The authors examine the sophistication of path discovery capabilities for 5 different LLMs (GPT-4, GPT-3.5, Claude-2, Llama-2 and Palm-2), a computational foundation of graph reasoning. Ten (10) distinct problems in graph traversal are examined using synthetically generated graphs; each problem represents an increasing levels of complexity in graph reasoning.
优点
Originality: A competed and well documented experimental study of this type would be a contribution to the community understanding of the ability of large language models.
Quality: the study design seems sound, although experiments are not documented sufficiently for evaluation. Some experiments seem incomplete.
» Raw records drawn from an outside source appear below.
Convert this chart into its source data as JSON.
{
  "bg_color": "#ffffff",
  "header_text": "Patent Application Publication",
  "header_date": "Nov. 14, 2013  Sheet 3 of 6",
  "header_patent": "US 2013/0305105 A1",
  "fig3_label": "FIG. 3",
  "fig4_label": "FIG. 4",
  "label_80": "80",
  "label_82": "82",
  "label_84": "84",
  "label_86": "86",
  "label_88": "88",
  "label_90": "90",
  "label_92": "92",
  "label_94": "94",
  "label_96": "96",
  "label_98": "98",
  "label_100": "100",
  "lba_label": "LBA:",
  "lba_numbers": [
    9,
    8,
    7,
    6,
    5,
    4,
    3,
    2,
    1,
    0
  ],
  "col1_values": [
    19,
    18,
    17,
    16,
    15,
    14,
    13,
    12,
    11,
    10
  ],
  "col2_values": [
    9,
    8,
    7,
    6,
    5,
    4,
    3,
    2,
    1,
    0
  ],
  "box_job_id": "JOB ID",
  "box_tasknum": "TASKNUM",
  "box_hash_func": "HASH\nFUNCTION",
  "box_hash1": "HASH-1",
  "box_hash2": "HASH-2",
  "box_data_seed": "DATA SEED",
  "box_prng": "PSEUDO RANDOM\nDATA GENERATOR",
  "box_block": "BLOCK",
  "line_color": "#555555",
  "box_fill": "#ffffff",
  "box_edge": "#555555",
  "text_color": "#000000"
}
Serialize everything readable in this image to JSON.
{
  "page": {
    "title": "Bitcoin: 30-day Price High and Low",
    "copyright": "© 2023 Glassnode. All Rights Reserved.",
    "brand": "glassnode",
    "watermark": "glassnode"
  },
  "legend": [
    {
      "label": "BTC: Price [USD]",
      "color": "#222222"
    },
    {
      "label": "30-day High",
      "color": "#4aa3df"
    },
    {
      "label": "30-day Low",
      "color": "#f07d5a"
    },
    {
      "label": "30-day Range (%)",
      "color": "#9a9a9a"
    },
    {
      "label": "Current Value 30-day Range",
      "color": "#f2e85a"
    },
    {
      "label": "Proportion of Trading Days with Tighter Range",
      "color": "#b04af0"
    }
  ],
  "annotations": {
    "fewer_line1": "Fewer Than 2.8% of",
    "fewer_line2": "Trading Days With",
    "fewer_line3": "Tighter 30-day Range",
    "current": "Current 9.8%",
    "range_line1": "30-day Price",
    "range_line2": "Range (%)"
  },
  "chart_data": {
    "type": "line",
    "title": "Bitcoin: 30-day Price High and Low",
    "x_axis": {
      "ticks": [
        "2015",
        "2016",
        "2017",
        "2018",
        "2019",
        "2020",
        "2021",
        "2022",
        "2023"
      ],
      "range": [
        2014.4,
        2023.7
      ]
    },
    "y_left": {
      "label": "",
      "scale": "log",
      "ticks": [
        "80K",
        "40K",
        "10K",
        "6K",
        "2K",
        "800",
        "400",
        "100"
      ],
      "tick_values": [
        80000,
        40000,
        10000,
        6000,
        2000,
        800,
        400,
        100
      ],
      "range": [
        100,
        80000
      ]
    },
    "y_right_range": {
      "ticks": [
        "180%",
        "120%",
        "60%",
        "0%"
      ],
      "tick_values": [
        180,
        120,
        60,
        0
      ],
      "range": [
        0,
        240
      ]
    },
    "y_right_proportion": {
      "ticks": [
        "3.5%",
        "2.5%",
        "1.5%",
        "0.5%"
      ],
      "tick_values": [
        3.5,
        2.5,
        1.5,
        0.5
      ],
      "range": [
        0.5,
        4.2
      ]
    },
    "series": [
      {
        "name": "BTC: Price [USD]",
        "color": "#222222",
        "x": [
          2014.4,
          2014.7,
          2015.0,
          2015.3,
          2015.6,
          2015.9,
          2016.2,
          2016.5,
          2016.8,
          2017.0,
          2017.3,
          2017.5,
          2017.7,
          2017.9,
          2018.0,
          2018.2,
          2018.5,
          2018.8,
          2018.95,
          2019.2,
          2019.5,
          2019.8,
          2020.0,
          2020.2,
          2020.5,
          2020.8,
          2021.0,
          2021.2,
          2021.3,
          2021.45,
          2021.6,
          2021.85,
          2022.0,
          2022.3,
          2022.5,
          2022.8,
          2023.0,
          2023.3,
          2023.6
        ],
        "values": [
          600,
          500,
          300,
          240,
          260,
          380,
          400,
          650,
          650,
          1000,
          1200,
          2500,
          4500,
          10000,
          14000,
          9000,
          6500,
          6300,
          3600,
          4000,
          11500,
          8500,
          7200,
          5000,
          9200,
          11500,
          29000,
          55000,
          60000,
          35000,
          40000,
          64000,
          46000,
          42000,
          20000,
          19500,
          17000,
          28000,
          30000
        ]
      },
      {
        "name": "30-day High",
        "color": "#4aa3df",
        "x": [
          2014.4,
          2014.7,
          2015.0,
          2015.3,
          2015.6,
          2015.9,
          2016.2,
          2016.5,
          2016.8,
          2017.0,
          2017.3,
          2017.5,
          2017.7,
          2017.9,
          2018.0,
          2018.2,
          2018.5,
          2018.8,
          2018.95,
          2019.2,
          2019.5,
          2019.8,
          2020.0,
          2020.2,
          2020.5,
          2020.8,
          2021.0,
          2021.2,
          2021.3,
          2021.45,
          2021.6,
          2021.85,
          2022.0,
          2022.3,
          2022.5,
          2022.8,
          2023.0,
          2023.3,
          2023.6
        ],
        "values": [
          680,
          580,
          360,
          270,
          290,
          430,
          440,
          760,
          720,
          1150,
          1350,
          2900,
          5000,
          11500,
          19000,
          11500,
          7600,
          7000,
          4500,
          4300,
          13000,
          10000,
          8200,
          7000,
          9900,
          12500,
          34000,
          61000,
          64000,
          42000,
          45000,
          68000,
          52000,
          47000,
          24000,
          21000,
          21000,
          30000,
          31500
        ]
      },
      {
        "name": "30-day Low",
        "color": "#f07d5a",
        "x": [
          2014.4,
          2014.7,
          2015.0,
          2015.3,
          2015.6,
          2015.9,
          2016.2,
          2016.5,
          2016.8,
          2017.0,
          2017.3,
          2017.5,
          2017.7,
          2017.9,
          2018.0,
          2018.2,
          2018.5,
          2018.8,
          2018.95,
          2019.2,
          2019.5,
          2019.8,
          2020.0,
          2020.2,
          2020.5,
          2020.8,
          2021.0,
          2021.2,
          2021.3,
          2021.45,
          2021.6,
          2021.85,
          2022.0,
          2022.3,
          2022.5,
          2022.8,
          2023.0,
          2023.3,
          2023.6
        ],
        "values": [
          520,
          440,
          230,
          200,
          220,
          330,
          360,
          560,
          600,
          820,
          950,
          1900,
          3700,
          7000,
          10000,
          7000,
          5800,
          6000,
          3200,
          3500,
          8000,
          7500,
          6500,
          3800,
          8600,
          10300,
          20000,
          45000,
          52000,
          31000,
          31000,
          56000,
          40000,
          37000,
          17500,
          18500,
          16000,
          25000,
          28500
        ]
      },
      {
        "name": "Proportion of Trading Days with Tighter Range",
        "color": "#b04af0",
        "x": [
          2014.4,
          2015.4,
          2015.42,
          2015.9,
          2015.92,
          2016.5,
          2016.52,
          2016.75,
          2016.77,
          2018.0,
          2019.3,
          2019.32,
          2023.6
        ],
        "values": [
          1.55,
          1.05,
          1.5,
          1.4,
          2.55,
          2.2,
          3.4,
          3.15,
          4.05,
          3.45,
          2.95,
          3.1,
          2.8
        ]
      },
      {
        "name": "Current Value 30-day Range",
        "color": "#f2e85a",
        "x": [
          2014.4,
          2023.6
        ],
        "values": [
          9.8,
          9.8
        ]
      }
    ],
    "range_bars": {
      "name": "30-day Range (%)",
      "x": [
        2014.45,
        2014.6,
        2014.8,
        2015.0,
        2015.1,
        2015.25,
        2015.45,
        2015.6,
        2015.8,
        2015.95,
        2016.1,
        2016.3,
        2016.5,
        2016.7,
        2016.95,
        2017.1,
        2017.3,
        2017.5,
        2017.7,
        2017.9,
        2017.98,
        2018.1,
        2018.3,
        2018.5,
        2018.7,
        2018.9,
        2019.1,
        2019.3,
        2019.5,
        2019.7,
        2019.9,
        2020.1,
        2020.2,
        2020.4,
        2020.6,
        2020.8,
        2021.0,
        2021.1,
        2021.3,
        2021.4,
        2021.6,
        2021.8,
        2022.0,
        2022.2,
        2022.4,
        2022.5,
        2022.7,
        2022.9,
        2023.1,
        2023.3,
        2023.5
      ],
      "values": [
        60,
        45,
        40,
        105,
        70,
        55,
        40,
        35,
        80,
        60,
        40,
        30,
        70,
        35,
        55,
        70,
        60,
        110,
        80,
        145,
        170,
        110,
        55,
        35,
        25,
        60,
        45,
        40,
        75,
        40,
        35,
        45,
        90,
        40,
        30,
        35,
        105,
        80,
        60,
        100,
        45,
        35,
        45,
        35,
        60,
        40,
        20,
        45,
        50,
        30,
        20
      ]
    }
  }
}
The paper is incomplete, with some sections missing.
Clarity: The authors describe their intent clearly.
Significance: This experiment would provide an interesting comparison point on LLM as graph-solver.
缺点
The work is incomplete.
The literature review may be incomplete, depending on the final conclusions of the paper.
The Quality, Clairty, and Significance of a final paper are hard to judge in its current state.
问题
- Do these experiments uncover interesting behavior of transformers in general, or just the models studied?
I can envision a completed version of this paper that would result in a higher rating, but in its current incomplete form I'm going to recommend rejection.